The other franchises… Immortal won’t work in the West and there are dozens of similar games in the East. Seriously, look at any app store and search for “action rpg” and you’ll find dozens. Diablo 4 is at least 2 years out. Overwatch 2 lost Jeff and was already 2+ years out. Diablo2 will be an interesting bit…seems higher prospects that the Warfraft3 re-release. There’s nothing else in the pipe, at least nothing announced. Any WoW expansion is at least 18 months out, likely more due to COVID.

Should we mention that Overwatch reported an increase in user base by 10m in 2020, and that they were averaging 10m monthly players in Nov 2020. Overwatch has had numerous ‘free weekends’ and then in September actually gave the game away for free for a short while. I don’t know too many stores that celebrate having a high number of window watchers, but here we are.

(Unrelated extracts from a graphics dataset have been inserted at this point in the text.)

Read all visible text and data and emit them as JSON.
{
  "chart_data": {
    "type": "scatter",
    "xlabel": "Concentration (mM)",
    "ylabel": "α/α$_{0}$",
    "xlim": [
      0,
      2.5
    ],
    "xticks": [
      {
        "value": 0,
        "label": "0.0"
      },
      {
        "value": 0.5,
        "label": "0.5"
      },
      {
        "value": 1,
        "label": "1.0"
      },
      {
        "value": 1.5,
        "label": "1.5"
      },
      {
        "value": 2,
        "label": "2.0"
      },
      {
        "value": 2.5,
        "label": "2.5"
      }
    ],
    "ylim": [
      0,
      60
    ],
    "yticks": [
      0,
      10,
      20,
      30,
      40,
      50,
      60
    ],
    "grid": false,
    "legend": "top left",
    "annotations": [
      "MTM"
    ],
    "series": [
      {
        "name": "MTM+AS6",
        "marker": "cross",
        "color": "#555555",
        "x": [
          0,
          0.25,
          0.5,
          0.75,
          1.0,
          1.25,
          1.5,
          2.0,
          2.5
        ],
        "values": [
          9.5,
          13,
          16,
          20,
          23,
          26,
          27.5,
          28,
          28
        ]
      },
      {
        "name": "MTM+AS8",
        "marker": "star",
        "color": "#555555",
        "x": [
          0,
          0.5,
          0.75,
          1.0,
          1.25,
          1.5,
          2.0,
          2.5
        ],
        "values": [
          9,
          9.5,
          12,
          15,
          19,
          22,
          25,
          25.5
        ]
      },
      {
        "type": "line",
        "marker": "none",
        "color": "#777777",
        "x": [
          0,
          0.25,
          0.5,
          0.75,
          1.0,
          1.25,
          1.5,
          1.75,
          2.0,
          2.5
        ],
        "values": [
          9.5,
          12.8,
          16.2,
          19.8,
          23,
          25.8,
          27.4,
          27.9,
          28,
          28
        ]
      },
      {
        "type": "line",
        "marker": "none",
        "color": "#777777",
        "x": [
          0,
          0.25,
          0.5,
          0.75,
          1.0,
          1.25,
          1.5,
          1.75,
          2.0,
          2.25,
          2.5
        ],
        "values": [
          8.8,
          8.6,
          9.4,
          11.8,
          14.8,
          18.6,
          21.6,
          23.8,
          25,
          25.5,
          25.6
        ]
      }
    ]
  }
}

That leaves very few places of potential income, aside from selling access rights in China for streaming Overwatch.

Do the Math

Bobby Kotick is an amazing CEO, on the measures by which industry measures CEOs. He consistently delivers increased revenue, decrease operational costs, and thereby increase overall profits. He’s not the worst person on the planet either. He’s not subject to any sexual harassment claims, keeps on message all the time, and agreed for a 50% pay cut. He does his job and is really good at it.

That society has issues with his approach to cost cutting while also recording record profits… well hey, maybe stop buying his products.

The boycott was super effective!

And that gets us to the math problem on the table, the one that EA has certainly taken a stab at. (EA is a separate topic, yet you have to admit that they do at least invest in new IP, to varying degrees of success). EA buys out other studios, sees if it can make them profitable, and if not, absorbs the assets and shuts down the studio. The math and trends – which reminder, is all that matters to stakeholders – show that the Blizzard arm has some serious issues at hand.

They’ve dropped piles of players during the pandemic, while nearly everyone else has had an uptick. They launched a full price game and still only had 7% increase in revenue (not profits) compared to launching nothing the year prior. They have an anemic pipeline for income for the foreseeable future.

Blizzard may be profitable, but that trend is certainly not increasing. It’s a bad time to be a Blizzard employee right now.